Imagine you are a filmmaker and documentarian who aims to make pictures with powerful themes.
Imagine you are also a parent with strong views about education, and you are a person of color with even stronger views about how race plays a giant role in education.
Imagine you decide to make a documentary that explores this topic.
Imagine you do so by putting a microphone on your son, as well as his best friend, and following the two boys through their schooling … for 13 years.
Imagine you finish this task by receiving various grants throughout the year and launching a successful Kickstarter campaign to pay for an editor and original score composer.
After all that, imagine finally sitting down to edit the documentary — this collage of experiences that are both personal and powerful, and from which you have developed major conclusions about life, race, and parenting — and having to keep so much to yourself.

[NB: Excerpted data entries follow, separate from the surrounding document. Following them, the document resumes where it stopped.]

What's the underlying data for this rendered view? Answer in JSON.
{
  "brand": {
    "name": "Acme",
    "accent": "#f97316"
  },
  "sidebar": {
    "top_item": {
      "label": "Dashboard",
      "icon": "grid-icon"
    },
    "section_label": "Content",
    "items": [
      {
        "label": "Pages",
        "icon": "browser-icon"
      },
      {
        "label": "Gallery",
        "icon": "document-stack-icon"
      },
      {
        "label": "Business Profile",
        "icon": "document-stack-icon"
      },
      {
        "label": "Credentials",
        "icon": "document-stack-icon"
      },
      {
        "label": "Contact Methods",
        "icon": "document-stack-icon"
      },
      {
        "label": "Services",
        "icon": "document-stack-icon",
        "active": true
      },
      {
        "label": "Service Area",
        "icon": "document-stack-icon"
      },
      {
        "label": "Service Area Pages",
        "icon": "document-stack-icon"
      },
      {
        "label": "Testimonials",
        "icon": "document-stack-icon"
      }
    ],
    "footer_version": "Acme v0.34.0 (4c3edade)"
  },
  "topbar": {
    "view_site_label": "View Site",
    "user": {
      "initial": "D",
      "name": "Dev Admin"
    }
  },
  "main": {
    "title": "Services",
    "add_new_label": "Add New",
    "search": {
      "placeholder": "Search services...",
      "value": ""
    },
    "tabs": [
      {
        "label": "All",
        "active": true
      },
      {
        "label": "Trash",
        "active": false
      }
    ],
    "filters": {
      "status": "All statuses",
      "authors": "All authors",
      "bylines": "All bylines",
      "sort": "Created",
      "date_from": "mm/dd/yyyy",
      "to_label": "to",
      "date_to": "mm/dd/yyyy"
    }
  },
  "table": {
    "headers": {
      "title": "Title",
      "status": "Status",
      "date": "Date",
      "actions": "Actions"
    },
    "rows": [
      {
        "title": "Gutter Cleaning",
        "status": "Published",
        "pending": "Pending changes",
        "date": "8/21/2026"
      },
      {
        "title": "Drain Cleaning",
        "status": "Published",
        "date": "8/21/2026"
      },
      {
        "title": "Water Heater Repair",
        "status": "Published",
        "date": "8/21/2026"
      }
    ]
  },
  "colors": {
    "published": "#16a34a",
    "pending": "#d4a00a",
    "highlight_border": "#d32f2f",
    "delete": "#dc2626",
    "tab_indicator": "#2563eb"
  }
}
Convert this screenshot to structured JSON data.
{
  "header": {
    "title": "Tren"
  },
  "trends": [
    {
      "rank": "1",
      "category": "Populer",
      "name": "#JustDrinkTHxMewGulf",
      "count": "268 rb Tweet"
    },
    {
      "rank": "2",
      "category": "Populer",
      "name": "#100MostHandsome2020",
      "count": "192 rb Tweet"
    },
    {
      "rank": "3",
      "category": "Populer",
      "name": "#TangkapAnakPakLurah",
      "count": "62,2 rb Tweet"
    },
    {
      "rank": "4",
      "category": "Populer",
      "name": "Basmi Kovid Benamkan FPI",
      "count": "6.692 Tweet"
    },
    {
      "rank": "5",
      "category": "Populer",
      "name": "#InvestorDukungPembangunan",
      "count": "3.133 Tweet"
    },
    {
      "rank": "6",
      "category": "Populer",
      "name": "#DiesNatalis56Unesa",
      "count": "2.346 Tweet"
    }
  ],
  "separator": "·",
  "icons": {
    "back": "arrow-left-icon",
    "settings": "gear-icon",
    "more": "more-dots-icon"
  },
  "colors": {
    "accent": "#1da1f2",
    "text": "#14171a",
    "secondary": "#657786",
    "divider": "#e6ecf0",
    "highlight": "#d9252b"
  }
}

Such was the challenge for Joe Brewster and Michèle Stephenson, the parents and filmmakers behind American Promise. The documentary is currently in select theaters in 35 cities, and it will air as part of PBS’s POV series in February 2014.
In the film, Brewster and Stephenson follow their son Idris and his best friend Seun from kindergarten to graduation. The young boys start their educational experiences at prestigious (and mostly white) collegiate prep school Dalton on Manhattan’s Upper East Side. Only one completes his education at Dalton; the parallels between Idris and Seun as they grow are simply fascinating.